In his interview, Farrar provocatively suggested that 30,000 Covid-related deaths in a year in the UK may have to prove an acceptable toll. While this is roughly comparable to the annual influenza mortality rate – 29,516 people died of flu in 2018 and 26,398 in 2019 – others feel that it is still far too premature in the course of the pandemic to acquiesce to such statistics.
“I think that's basically giving up isn't it?” says Martin McKee, professor of European public health at the London School of Hygiene and Tropical Medicine. “It is difficult now, because we've now got the Delta variant, and that is more infectious. But surely the point by public health is to drive deaths and ill health down to as low a level as possible.
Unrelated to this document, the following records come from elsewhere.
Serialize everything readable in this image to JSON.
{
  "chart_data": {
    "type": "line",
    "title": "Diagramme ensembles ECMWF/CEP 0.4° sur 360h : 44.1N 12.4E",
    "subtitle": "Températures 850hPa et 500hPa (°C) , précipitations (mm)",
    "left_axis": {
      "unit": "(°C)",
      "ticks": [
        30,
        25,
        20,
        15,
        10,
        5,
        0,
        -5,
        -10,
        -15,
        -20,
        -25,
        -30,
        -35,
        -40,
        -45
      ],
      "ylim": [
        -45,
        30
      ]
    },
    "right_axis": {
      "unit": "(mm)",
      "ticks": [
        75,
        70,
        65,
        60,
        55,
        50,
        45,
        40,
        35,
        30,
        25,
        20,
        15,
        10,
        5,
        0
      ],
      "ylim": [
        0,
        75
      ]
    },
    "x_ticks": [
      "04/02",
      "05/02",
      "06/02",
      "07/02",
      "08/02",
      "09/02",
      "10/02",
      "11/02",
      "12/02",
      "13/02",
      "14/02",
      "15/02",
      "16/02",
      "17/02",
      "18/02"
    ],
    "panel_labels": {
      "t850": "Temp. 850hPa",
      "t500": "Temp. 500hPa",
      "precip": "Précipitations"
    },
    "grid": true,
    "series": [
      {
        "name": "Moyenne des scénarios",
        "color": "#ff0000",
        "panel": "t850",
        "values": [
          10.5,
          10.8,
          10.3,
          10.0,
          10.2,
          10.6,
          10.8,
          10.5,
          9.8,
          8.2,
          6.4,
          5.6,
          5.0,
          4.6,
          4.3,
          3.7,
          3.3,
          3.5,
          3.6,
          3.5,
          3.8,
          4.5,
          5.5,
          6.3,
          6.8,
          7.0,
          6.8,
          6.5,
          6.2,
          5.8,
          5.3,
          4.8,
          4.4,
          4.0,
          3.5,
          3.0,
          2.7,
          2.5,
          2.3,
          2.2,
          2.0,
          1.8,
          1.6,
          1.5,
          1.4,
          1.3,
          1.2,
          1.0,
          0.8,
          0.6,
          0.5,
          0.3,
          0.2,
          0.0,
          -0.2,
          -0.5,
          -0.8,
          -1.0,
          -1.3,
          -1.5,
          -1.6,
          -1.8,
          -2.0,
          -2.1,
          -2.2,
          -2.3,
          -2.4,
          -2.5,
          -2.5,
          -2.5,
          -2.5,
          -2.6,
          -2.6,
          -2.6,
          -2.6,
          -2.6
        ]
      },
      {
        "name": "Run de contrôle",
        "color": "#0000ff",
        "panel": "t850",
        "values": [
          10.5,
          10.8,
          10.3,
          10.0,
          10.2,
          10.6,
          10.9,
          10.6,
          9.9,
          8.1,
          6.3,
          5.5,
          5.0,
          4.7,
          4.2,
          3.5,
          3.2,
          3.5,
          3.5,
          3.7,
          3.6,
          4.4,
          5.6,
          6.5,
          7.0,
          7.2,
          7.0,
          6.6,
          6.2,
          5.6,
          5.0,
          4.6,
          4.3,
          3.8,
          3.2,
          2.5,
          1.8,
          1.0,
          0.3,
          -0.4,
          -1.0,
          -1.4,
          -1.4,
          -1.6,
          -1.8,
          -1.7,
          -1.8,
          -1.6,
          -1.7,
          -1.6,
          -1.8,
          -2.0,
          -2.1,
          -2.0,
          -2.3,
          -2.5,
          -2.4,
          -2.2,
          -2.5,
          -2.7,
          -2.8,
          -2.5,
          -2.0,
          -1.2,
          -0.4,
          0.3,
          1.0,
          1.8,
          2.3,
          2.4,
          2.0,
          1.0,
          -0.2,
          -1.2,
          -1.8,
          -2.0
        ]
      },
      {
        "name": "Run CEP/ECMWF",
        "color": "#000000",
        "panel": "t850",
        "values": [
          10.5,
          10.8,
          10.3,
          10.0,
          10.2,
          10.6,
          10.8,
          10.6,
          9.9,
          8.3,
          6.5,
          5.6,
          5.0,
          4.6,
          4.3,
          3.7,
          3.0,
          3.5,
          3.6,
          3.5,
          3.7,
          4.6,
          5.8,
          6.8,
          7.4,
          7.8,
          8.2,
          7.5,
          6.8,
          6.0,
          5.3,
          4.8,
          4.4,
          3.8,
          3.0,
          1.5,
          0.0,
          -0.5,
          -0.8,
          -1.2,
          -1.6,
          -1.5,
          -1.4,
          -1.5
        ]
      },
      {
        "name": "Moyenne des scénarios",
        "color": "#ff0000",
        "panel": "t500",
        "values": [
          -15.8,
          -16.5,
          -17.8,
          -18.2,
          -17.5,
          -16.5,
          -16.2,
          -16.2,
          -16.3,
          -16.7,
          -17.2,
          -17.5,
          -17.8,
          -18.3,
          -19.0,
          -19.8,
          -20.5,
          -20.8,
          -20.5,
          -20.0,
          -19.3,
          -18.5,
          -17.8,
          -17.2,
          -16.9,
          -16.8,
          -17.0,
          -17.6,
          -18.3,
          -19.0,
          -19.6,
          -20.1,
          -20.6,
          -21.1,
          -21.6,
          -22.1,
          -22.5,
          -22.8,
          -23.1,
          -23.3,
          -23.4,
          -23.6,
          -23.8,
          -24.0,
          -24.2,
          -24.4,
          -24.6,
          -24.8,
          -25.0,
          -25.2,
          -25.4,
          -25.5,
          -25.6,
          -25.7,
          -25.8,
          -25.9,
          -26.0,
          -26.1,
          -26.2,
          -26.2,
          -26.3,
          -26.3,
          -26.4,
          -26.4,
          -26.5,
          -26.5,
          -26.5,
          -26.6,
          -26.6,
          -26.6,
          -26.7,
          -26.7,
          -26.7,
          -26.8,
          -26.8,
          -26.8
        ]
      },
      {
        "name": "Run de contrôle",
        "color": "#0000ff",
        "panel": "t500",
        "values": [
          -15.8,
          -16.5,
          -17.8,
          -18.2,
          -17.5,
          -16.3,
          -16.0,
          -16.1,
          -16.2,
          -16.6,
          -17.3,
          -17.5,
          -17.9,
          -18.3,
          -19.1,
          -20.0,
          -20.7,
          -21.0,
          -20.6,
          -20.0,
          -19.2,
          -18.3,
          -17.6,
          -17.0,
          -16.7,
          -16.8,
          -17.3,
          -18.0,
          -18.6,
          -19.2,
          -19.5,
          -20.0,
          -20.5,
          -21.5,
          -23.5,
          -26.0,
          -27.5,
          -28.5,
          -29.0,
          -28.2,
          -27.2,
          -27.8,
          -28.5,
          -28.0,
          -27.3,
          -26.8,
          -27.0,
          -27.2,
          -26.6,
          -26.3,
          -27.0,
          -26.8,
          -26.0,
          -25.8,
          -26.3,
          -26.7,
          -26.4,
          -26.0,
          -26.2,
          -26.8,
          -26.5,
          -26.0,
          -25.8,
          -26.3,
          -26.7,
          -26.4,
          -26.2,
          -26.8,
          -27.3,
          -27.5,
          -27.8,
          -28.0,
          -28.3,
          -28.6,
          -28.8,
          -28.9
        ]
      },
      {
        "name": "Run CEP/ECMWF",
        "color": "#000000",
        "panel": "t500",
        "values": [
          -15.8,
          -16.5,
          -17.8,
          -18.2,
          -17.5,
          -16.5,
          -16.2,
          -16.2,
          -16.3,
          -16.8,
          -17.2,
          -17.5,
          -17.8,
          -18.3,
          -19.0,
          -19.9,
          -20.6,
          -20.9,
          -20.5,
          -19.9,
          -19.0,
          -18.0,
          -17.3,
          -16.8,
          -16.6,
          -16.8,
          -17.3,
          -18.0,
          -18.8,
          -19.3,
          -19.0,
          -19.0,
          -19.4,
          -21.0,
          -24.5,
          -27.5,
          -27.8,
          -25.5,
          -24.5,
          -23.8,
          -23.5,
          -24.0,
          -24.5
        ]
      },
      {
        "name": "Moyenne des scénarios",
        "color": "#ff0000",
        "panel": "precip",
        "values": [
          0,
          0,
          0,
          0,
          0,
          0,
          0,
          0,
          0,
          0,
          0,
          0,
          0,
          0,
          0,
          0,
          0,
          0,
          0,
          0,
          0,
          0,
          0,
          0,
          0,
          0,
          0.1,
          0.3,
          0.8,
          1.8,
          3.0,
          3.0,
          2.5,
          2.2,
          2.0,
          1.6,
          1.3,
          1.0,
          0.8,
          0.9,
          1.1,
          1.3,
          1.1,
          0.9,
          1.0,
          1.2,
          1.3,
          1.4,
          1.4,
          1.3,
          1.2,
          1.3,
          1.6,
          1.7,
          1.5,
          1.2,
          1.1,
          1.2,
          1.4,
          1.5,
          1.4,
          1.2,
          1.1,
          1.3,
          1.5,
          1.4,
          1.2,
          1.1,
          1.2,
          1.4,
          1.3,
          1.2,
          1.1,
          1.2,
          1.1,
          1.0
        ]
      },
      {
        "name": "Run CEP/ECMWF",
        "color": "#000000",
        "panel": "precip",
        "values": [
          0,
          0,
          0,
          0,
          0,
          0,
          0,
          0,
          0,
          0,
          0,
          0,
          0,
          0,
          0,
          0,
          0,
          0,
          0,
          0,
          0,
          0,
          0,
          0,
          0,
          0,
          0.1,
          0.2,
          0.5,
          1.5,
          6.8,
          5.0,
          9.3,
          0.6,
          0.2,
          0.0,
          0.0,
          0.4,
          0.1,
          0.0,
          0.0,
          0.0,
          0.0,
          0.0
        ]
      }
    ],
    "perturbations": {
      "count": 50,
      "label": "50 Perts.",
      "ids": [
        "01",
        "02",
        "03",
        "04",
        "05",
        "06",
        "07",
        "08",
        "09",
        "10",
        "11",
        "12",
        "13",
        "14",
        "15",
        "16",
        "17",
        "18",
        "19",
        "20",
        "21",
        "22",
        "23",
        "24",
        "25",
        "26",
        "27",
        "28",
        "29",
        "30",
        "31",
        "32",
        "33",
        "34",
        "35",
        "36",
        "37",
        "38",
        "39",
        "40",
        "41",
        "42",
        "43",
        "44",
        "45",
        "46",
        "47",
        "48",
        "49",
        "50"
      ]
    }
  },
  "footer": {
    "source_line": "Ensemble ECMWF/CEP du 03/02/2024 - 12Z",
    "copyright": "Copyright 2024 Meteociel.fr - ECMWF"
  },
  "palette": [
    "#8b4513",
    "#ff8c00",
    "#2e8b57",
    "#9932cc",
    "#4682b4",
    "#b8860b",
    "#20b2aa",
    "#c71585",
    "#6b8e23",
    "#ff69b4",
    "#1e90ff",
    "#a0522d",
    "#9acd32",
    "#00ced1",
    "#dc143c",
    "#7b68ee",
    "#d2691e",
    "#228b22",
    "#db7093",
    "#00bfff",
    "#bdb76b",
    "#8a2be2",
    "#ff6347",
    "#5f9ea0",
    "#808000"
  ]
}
And of course, we don't know what else is coming along, which is another good reason for trying to do more.”
As well as the death toll, McKee points to the potential risks of Long Covid in younger people, pointing to the evidence showing that people can develop neurological complications from the virus. “There’s data showing that young people who are getting infected are having cognitive problems,” he says. “We know that after the Spanish flu in 1918, people were getting Parkinson's disease which only became apparent about 20 years later. So we still don’t know what the long term consequences of this virus are.”
Rather than reintroducing restrictions like social distancing, McKee feels that the UK needs to place a much greater emphasis on reaching remaining unvaccinated sections of the population, including children. Currently an estimated 28 per cent of the UK population have still not had a single jab. Other scientists believe that this, along with future iterations of Covid-19 vaccines which are more effective against new variants, could help reduce the impact of the virus in future.
“In a few years time, once most people have been vaccinated, it's not obvious that Covid will exert a very high burden in mortality and morbidity,” says Balloux. “Certainly not higher than influenza. I actually expect it to yield lower mortalities in the long term. In an immunised population, it’s not extraordinarily different to the other four coronaviruses we have in circulation, which kill mostly elderly people every year.”
Farrar admitted that the major risk with endemic Covid strategies is that unrestrained transmission in areas with low vaccine coverage may lead to the development of further variants which may be more effective at circumventing the protection provided by the current range of jabs.
However, other scientists say that vaccinating the entire global population is an unrealistic goal, given the lack of infrastructure needed to do so in large parts of Africa, South America, and Asia. Instead, they feel that we must accept that further variants are inevitable, and focus our energies on getting vaccines to the most vulnerable individuals in poorer nations, such as the elderly and those with underlying health conditions.
“The more realistic global objective should be to reach the most vulnerable with vaccines,” says Eyal Leshem, an associate professor in internal medicine and infectious diseases at Tel Aviv University. “Do we want to focus on attempting to prevent mutations, which are probably going to occur anyway, given how transmissible this virus is, or reducing preventable deaths?”
For many of these questions there are no easy answers. The only certainty is that the level of endemic Covid will vary both within and between countries. And just as the pandemic has exacerbated existing inequalities within our society, the ongoing legacy of it is likely to do the same.
“Endemic Covid is one more way in which socio-economic injustice could be exposed, with disadvantaged communities bearing the brunt of it, a special risk in the inequitable UK,” says Dye. “The poorest will likely suffer more, as for almost all other illnesses, especially where social protection is weak.”